From left: Morgan Freeman, Hartley Peavey and Bill Luckett
The Mississippi Delta is considered “ground zero” of the blues-music movement. The town of Clarksdale in particular—where U.S. Highways 61 and 49 intersect at the fabled Crossroads—holds a mystique with music fans that come from around the world to experience the art form where it began.
Blues music evolved in juke-joint nightclubs across the region. But most juke joints are tucked away, out of reach from the main highways, and sometimes known only by locals. That’s why Mississippi native and actor Morgan Freeman teamed with blues aficionados Bill Luckett and Howard Stovall in May 2001 to create Ground Zero Blues Club as a home base for likeminded blues travelers. Naturally, they set it at the epicenter of blues lore.
“No one ever set out to build a ‘juke joint,’” says Luckett, “they just always ended up in old buildings, and when the roof fell in they would move to another building. When Morgan and I happened upon the building that became Ground Zero Blues Club in Clarksdale, it was nearly unsalvageable—in fact, the roof was caving in, and it had already rotted out several floors. It had to be torn down or repaired.”
Soon after saving the Clarksdale building and establishing Ground Zero Blues Club, the group felt the pull that brought so many bluesmen before them to Memphis. It’s where Clarksdale native Ike Turner cut the first rock ‘n’ roll record, “Rocket 88,” and where Elvis Presley and Jerry Lee Lewis began their careers. A city so linked to the blues made a natural second home for Ground Zero, but the audio installation at Ground Zero Blues Club–Memphis, located one block south of Beale Street on Lieutenant George Lee, is worlds apart from the century-old wooden Clarksdale venue.
“The original Ground Zero Blues Club in Clarksdale is housed in a 100-year-old cotton warehouse,” says Kent Morris of Cornerstone Media, an audio consultant who upgraded the original Ground Zero Blues Club to a Peavey Versarray line-array system before tackling the Memphis club. “There were many acoustical differences between the two projects, and several new challenges.”
For starters, the Memphis club is a brand-new facility constructed of concrete floors, walls and ceiling, with a full glass wall along the front of the club. It’s also a combination bar/restaurant and performance hall, while the original venue emphasized the performance aspect. The installation team overcame a potential acoustical nightmare with help from the Versarray.
“We had to be careful about creating a performance area that wouldn’t blast the other areas of the venue,” Morris says. “We needed a more distributed audio system. A great benefit of the Versarray is that you can move energy from the front of the room to the back in a very controlled way. Because the enclosures control sound dispersion so well, we could focus their energy onto the dance floor and those tables nearby where the people most interested in hearing the music would sit.

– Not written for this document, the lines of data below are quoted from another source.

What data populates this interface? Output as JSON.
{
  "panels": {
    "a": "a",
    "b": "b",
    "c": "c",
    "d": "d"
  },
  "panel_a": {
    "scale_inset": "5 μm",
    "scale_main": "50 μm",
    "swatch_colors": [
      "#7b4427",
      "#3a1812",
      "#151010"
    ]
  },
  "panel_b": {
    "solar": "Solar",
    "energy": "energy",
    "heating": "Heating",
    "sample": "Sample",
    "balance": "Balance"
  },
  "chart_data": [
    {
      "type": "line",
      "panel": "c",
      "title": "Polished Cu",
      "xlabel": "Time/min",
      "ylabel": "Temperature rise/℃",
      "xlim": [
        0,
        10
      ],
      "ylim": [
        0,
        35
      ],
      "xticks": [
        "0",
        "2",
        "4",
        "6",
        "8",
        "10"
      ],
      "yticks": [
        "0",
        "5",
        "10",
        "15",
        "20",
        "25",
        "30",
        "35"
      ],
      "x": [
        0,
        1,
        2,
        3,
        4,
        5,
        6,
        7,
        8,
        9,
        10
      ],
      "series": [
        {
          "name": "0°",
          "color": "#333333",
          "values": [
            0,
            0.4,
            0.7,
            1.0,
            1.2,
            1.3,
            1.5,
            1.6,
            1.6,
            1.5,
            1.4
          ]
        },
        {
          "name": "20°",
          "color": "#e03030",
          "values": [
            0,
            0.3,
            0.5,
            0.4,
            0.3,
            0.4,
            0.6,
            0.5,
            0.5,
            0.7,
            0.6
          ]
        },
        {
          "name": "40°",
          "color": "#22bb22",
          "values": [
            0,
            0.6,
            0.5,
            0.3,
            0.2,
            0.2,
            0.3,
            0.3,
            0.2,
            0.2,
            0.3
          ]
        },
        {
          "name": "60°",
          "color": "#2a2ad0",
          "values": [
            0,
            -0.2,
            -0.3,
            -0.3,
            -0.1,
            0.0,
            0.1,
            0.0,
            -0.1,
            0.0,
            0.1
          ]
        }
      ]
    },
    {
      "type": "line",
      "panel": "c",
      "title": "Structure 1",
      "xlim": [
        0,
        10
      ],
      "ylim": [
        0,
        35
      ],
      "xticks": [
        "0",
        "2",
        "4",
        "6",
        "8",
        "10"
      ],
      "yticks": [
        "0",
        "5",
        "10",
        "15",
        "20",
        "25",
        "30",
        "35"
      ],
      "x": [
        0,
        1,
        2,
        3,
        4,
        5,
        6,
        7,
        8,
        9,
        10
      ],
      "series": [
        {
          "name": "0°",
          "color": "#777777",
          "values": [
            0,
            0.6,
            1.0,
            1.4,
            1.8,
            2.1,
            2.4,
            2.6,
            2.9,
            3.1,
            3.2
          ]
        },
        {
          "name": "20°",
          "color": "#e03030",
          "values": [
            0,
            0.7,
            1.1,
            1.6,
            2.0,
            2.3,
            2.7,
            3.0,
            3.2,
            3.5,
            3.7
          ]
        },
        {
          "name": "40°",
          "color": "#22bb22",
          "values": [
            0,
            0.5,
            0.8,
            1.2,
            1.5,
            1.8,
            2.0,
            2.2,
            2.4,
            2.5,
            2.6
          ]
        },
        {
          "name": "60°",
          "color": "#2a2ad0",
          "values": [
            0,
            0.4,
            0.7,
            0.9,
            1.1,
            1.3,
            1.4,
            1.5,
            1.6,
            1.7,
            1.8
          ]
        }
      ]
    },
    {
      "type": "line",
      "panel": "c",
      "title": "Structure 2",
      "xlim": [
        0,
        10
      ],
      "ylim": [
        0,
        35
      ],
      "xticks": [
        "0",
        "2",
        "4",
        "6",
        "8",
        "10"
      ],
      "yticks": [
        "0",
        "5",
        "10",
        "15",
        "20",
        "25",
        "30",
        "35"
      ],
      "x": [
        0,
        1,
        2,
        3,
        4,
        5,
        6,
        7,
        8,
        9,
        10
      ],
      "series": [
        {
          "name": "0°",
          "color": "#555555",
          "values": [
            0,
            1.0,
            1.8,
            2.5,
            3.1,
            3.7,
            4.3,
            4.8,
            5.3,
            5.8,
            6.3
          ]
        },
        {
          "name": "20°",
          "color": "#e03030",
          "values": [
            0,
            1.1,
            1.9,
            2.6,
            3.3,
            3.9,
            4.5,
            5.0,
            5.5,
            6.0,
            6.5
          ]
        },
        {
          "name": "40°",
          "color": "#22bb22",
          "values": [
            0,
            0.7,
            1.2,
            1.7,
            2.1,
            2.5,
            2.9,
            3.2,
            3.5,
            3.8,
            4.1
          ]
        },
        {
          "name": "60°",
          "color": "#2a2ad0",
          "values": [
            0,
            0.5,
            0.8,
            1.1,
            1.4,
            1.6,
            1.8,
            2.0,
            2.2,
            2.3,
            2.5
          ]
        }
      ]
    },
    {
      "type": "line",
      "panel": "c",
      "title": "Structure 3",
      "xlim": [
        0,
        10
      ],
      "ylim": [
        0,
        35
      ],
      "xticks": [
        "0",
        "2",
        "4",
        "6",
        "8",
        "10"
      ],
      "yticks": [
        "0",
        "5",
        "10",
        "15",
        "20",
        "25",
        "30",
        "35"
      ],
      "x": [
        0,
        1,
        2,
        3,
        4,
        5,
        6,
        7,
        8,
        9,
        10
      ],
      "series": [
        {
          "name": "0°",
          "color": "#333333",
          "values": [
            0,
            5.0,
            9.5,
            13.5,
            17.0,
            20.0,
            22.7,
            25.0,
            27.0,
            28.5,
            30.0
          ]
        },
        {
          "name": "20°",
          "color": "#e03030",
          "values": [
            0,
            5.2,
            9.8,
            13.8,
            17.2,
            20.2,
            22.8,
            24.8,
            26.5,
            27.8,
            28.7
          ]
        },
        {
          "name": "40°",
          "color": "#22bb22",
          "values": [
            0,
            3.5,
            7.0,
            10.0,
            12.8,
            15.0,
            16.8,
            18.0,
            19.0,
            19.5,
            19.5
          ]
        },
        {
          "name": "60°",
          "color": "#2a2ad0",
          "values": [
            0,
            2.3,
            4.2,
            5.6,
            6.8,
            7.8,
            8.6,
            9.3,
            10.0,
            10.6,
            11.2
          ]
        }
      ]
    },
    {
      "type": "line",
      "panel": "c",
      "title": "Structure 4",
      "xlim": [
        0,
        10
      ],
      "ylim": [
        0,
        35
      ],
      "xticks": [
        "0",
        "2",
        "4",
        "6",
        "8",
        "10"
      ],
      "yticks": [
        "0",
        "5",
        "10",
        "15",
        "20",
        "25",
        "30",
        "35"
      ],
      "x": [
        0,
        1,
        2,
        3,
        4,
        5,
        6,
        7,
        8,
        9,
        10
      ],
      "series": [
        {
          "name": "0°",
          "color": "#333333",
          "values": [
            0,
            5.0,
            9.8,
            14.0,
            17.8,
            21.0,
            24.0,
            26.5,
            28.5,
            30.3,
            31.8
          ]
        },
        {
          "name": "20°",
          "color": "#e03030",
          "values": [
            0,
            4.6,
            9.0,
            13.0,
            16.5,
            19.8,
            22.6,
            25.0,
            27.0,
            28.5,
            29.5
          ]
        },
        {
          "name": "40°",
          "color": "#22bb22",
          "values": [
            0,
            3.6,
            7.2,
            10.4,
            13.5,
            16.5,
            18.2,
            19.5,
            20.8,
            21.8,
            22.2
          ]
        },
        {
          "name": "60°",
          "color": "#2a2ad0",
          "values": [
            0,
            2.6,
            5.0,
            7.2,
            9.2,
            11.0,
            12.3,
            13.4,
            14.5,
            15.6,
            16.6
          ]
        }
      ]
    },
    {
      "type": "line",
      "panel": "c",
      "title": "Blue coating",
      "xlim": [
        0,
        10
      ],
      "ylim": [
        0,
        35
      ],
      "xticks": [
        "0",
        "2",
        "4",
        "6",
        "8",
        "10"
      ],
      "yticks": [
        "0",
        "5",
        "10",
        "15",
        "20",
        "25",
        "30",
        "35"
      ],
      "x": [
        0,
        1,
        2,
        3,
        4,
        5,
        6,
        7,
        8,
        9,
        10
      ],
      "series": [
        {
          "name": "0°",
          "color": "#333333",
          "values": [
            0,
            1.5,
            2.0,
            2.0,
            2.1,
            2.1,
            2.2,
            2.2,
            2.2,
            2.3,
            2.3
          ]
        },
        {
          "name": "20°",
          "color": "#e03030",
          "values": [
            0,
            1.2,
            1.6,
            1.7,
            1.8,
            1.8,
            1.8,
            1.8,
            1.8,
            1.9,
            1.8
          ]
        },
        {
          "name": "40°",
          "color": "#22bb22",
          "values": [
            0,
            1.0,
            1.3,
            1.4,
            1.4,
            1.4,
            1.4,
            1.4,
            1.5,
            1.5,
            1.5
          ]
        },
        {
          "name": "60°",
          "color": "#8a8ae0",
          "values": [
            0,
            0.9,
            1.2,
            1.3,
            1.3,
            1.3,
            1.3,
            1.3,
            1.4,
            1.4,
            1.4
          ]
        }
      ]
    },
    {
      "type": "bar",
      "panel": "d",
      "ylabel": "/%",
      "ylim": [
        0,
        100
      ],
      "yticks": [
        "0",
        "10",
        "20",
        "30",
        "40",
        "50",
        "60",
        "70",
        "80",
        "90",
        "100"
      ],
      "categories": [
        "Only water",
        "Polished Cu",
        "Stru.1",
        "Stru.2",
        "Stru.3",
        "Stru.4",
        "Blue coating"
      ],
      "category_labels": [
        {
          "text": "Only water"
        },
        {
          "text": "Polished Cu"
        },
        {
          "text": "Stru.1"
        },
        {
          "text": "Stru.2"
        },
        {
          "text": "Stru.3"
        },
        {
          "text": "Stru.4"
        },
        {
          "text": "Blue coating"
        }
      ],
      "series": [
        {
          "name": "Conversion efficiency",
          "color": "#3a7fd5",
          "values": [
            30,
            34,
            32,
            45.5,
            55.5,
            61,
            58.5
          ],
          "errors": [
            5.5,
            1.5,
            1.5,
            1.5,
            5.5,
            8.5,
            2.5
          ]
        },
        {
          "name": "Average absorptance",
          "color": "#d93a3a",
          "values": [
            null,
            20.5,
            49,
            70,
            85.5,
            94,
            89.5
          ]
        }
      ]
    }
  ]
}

“We have two hangs of four Versarray 112 enclosures each with two Versarray 218 subwoofers underneath, and that gives us the energy on the dance floor and listening area. We also set up a slightly delayed Impulse 2652 speaker that covers the side area where people are seated, and another two for the bar area along the back wall where people who may want to have a conversation or pay attention to the stage are seated.”
Versarray 112 enclosures are comprised of a high-frequency section and a mid-frequency section, represented by a dual-ribbon driver and 12-inch Black Widow loudspeaker, respectively. Morris used a quad of four-channel CS 800×4 power amplifiers to drive each side independently, so each loudspeaker and driver is assigned to its own 400-watt channel. The twin Versarray 218 subwoofers, engineered to handle 2,400 W continuous power, are powered by CS 2000 amps rated at 2,150 W at 4 ohms bridged.
Morris employed a Peavey Architectural Acoustics Digitool MX digital signal processor with eight inputs and eight outputs so he could control the individual areas separately. The Digitool allowed them to send the stereo signal from the performance area to other locations, while affording EQ and volume adjustment capabilities for those individual areas. Therefore, the operator can pre-configure the monitor mixes as presets or adjust the delay speakers independently. A set of flush-mount control panels adds additional control to the Digitool’s capabilities.
“The idea behind having Digitool control panels is since this is not just a club but a restaurant, during the day they might have background music, or maybe one guy on stage playing jazz or acoustic guitar,” Morris says. “The remote panels allow the bartender to be able to select a preset so that just the CD is playing in the restaurant. We wanted to keep it simple while also offering as much latitude as possible to the facility.”
Luckett adds, “The blues is America’s musical gift to the world. It spawned nearly all modern music, and it lives on through rhythm and blues, soul, rock ‘n’ roll and hip-hop; it’s part of the fabric. Hartley Peavey shares our passion for this music, and that has made this project that much more exciting.”